The small neural network sits in parallel to the regular packet processing pipeline, where the customer puts a number of static rules into the chip (drop policies, forwarding policies, IP ranges, etc.).

"In comparison, NetGNT has memory, which means it's looking for patterns," Grinley says. "These are patterns across space, different ports in the chip, or across time. So as flows come through the chip, and various events happen, it can look for higher-level patterns that are not really catchable by some static set of rules that you've programmed into these low-level tables."

A customer could train the neural network on previous DDoS attacks to help it identify a similar event in the future.

"Now, the action could be local on the chip, it could be just okay. When you see this, this one of these DDoS flows starting up, disrupt the flow, and drop the packet. In parallel, it can also do things like create a notification when you first identify this and send it up to the Network Operation Center."

AI and ML runs can sometimes suffer from an incast event, where the number of storage servers sending data to a client goes past the ability of an Ethernet switch to buffer packets, which can cause significant packet loss.

"It cn detect this - if there's an accumulation of the buffer due to an incast, it could read that signature and say, 'Okay, I can take very fast action to start back pressure, maybe some of these flows, or do something else,'" Grinley said. "In an AI/ML workload, it goes in phases, and you only have a few milliseconds between phases. You don't have time to involve software in the loop and try to make some decisions as to what to do."

With NetGNT running in parallel, "there's no software in the loop where the more complex the packet processing, the longer it'll take. Whether NetGNT is on or off, the latency for any packet through our chip is the same."

Given the unique requirements of different networks, it's important to note that NetGNT does not work out of the box. "The only thing that we provide here is the hardware model: How many neurons? How are they connected? What are the big weights, et cetera."

The rest, the customer has to train with the model. "Somebody has to go look at huge amounts of packet trace data - here's my network when it's operating fine; this is the thing I want to track, incast, denial of service, some other security event, whatever it is," Grinley said.

"Some network architect has to go through all of this massive packet trace data and tag that stuff. And then you shovel all of that training data into a supervised training algorithm and spit out the weights that go into our neural network engine."

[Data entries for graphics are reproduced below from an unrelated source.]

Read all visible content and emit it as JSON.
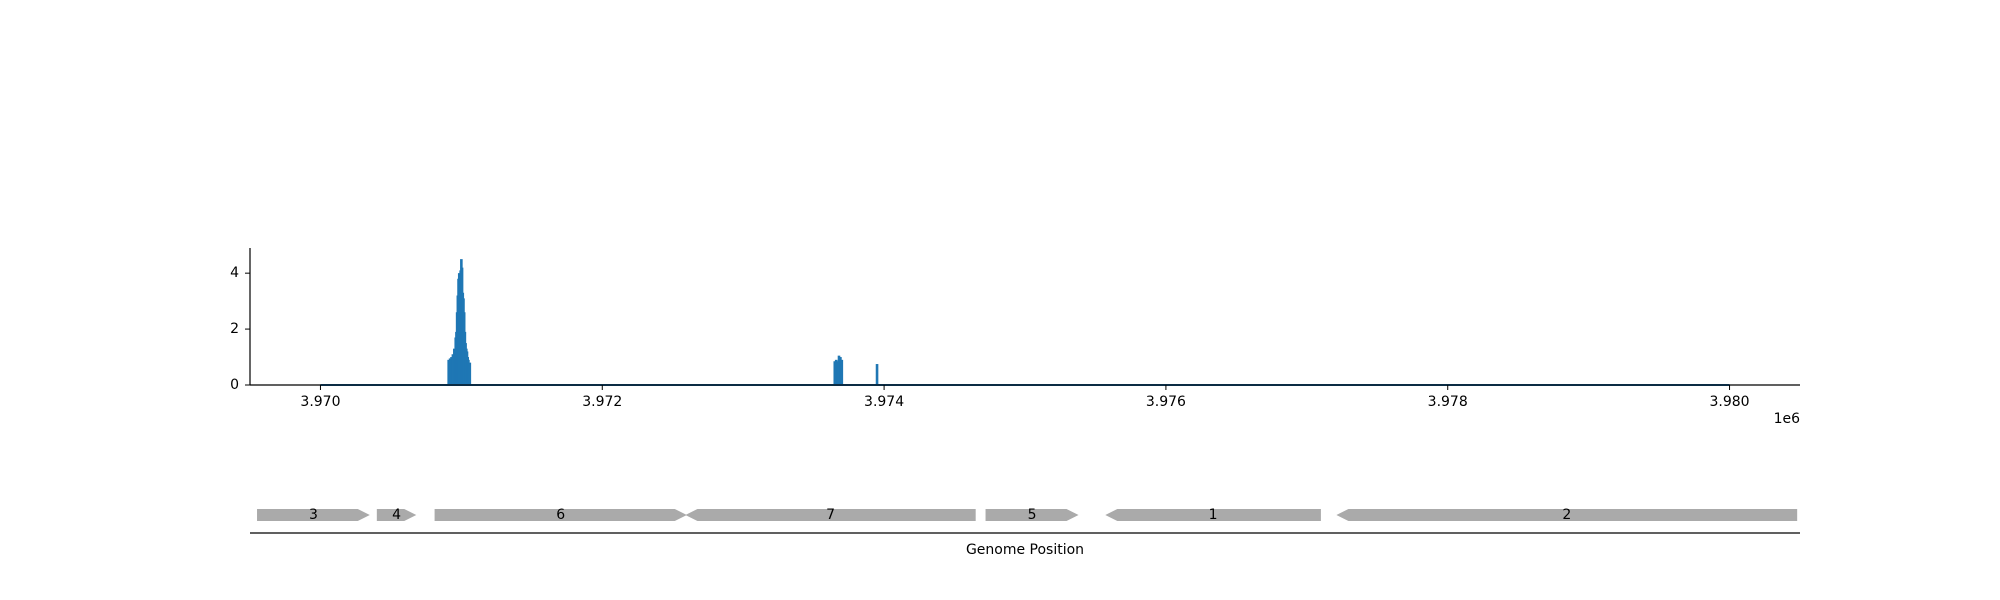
{
  "chart_data": [
    {
      "type": "bar",
      "title": "",
      "xlabel": "",
      "ylabel": "",
      "x_offset_label": "1e6",
      "xlim": [
        3969500,
        3980500
      ],
      "ylim": [
        0,
        4.9
      ],
      "x_ticks": [
        3970000,
        3972000,
        3974000,
        3976000,
        3978000,
        3980000
      ],
      "x_tick_labels": [
        "3.970",
        "3.972",
        "3.974",
        "3.976",
        "3.978",
        "3.980"
      ],
      "y_ticks": [
        0,
        2,
        4
      ],
      "y_tick_labels": [
        "0",
        "2",
        "4"
      ],
      "baseline_range": [
        3970000,
        3980000
      ],
      "color": "#1f77b4",
      "x": [
        3970910,
        3970920,
        3970930,
        3970940,
        3970950,
        3970960,
        3970965,
        3970970,
        3970975,
        3970980,
        3970985,
        3970990,
        3970995,
        3971000,
        3971005,
        3971010,
        3971015,
        3971020,
        3971025,
        3971030,
        3971035,
        3971040,
        3971045,
        3971050,
        3971060,
        3973650,
        3973660,
        3973670,
        3973680,
        3973690,
        3973700,
        3973950
      ],
      "values": [
        0.9,
        0.95,
        1.0,
        1.1,
        1.3,
        1.7,
        1.9,
        2.6,
        3.2,
        3.8,
        4.0,
        3.9,
        4.1,
        4.5,
        4.2,
        3.3,
        3.1,
        2.6,
        1.9,
        1.5,
        1.3,
        1.2,
        1.0,
        0.9,
        0.8,
        0.85,
        0.9,
        0.85,
        1.05,
        1.0,
        0.9,
        0.75
      ]
    },
    {
      "type": "gene-track",
      "xlabel": "Genome Position",
      "color": "#aaaaaa",
      "genes": [
        {
          "label": "3",
          "start": 3969550,
          "end": 3970350,
          "strand": "+"
        },
        {
          "label": "4",
          "start": 3970400,
          "end": 3970680,
          "strand": "+"
        },
        {
          "label": "6",
          "start": 3970810,
          "end": 3972600,
          "strand": "+"
        },
        {
          "label": "7",
          "start": 3972590,
          "end": 3974650,
          "strand": "-"
        },
        {
          "label": "5",
          "start": 3974720,
          "end": 3975380,
          "strand": "+"
        },
        {
          "label": "1",
          "start": 3975570,
          "end": 3977100,
          "strand": "-"
        },
        {
          "label": "2",
          "start": 3977210,
          "end": 3980480,
          "strand": "-"
        }
      ]
    }
  ]
}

This means that the accuracy of the system is somewhat dependent on the quality of the data, the length of the training run, and the skill of the person tagging and training their system.

"They probably going to have to hire some AI/ML experts who know how to run it, and then they'll go run it in the cloud or wherever," Grinley said. It would also be up to the customer how often they re-train the system.

"You can reload it while the chip is running," he added. "So they can reload it daily if they want, but the training time typically is probably on the order of a few days to a week."

Separate to NetGNT, Broadcom aims to help reduce bottlenecks with 'cognitive routing,' which was first rolled out with Tomahawk-5. "if you're using Trident-5 as a tor and Tomahawk-5 as the fabric, these features operate together," Grinley said.

In older products, dynamic load balancing was confined to just the chip. Congestion would be spotted, and flow autonomously moved to a less loaded link. "Now, that works fine on your chip," Grinley said. "But if you go three or four hops down in the network, that new path that you're choosing may be congested somewhere else."

Now, the platform attempts to handle global load balancing, he said. "These chips, when they sense congestion, can send notifications back downstream as well upstream. And let all of the chips operate with a global view of the congestion and they can deal with it."

This is running on embedded Arm cores on the chip, because "it's not something that you can wait for the host CPU."

As the system develops, and the compute on the chip improves, Grinley sees their various efforts converging. "NetGNT could go into cognitive routing version two, or some new load balancing scheme, or some neat telemetry scheme.

"Once you have this little inference engine sitting there, then you can hook it in for performance, for security, for network optimization. I think we're gonna figure out a lot more use cases as time goes on."